From what I understand, Word requires one to be much more heavy-handed when it comes to things like that, and it is more difficult to get a “best practices” document straight out of Scrivener because to accomplish that the only good way of doing so is with manual labour (or again, macros).
You will for instance primarily be interested in learning styles, section types and layouts. That’s about it! You will have no need for separators and will want to turn them all off. The Styles pane in the format designer will largely be used to create a list of names that you use in Layouts to create “Heading 1”, “Heading 2” and so on structure. The Page Setup area can and should be zeroed out. Like I say, you’ll be learning a subset of what Scrivener can do, because less is more in this workflow.
Incidentally, Mellel is a lot like this as well. However it is Mac-only. There may be other equally stylesheet-driven tools out there, but I would bet most aren’t free or cheap, and most in that category will be industrial-strength stuff like InDesign and Affinity Publisher.
And I couldn’t let a post go without saying that realistically that is a better target than any word processor, which like Scrivener, are also writing tools, not book-making tools. But, LibreOffice is closer to a book-making tool than any word processor I’ve seen, and its PDF output is probably acceptable in terms of typesetting quality.
Markup vs GUI
Since it was brought up, for systems like LaTeX vs word processing, which includes other markup systems to be clear, I think the main difference between the two could be best summed up by putting it this way: how do you best learn how to use software?
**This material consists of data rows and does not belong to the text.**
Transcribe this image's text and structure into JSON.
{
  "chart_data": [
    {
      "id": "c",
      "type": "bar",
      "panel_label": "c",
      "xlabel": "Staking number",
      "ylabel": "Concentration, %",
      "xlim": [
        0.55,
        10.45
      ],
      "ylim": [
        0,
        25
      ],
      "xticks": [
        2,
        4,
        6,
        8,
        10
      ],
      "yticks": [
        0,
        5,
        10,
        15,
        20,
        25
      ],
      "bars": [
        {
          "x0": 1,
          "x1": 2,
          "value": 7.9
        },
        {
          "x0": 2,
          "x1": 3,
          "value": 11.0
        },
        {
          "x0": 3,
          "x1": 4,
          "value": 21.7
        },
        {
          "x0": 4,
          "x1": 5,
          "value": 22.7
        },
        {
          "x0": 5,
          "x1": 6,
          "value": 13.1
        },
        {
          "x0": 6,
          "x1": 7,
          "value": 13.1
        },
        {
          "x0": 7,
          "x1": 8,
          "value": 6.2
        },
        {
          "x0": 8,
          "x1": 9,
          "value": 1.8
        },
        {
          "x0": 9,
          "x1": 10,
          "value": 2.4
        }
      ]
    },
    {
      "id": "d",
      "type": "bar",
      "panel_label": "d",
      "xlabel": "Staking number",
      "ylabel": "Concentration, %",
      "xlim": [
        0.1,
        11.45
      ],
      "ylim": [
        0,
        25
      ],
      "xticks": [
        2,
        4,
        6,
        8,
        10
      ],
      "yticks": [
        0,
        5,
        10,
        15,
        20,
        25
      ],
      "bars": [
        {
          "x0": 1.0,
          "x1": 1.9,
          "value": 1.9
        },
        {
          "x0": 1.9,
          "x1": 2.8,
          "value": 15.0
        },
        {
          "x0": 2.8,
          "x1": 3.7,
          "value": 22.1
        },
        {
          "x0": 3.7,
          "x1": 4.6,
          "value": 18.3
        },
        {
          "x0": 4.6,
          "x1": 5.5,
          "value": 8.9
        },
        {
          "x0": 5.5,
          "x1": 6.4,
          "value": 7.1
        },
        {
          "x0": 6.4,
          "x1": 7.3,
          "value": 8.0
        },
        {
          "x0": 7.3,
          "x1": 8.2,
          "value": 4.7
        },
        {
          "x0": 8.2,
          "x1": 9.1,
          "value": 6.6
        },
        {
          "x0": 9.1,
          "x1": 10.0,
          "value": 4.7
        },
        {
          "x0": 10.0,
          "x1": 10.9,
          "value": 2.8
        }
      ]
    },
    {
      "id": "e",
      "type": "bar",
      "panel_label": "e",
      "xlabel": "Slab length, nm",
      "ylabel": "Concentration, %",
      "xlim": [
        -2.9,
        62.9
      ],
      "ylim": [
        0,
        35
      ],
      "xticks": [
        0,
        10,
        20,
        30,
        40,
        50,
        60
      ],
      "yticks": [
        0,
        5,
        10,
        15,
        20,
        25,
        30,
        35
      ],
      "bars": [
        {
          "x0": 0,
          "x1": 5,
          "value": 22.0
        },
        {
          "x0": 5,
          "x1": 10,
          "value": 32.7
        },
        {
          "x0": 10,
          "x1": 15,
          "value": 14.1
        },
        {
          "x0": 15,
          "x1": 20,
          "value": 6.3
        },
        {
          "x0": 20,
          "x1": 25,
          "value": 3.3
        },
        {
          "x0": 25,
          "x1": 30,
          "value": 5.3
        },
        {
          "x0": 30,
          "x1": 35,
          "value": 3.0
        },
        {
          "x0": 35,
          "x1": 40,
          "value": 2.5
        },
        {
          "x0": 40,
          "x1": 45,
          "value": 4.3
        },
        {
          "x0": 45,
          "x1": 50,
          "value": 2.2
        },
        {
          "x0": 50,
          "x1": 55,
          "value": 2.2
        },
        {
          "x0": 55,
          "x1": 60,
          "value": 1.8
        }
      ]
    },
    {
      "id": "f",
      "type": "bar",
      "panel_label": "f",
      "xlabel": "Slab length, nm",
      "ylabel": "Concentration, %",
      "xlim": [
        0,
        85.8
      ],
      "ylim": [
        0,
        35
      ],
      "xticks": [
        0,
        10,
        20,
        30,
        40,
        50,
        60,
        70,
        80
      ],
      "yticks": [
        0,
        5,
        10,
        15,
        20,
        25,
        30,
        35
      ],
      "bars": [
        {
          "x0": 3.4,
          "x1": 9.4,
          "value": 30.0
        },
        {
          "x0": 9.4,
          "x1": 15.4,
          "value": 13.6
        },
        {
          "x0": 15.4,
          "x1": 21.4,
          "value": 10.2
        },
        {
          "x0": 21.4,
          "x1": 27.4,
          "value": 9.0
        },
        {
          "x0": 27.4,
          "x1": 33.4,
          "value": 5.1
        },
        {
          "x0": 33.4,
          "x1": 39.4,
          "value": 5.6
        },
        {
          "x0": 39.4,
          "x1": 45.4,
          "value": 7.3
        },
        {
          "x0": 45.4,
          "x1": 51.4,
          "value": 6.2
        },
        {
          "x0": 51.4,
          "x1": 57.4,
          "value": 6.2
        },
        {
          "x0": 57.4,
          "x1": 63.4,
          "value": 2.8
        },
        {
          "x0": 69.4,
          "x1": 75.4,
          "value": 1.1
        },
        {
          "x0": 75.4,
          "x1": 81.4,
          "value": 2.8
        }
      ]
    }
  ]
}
If you prefer software that puts all of the possible options in front of you using a graphical user interface, then systems like LaTeX will probably be frustrating to learn. But if you’re like me, and you find wading through tabbed dialogue boxes to be annoying and find it easier to just search for the right ‘command’ to type into the top of your document to make your footnote numbering different, then stuff like LaTeX will not be so bad to learn.
Either way, one will expend a lot of effort learning these systems. They are all complicated because they must address almost everything people need to do. They just express their complication in different ways, and are more or less conducive to different personal preferences.
That said, one needn’t conceptualise all of the markup realm as being so difficult as LaTeX. There are great alternatives to that system out there today which also follow the same rough ideas of using marked up text to generate formatted output, rather than learning layout software to do that in a visual environment. Some are even based on HTML and CSS principles, which are easy to learn and something not unfamiliar to many (certainly anyone who has tried to make an ebook should at least know a little of that). Some systems, like Quarto and Pandoc, make it possible to tap into more difficult systems like LaTeX without having to learn much about it, and by using a much simpler form of markup.
It can be an interesting and rewarding path, and given how the workflow to get there involves plain-text files, it is often more conducive to automation than the graphical path, which more depends on developers making good import/export code and so on. But again I would only recommend it if you like the premise itself, because honestly that’s probably the main appeal to using such systems in the first place. The capability comparisons are otherwise fairly even. There are publishers that use graphical workflows and publishers that use plain-text workflows, like DocBook and LaTeX.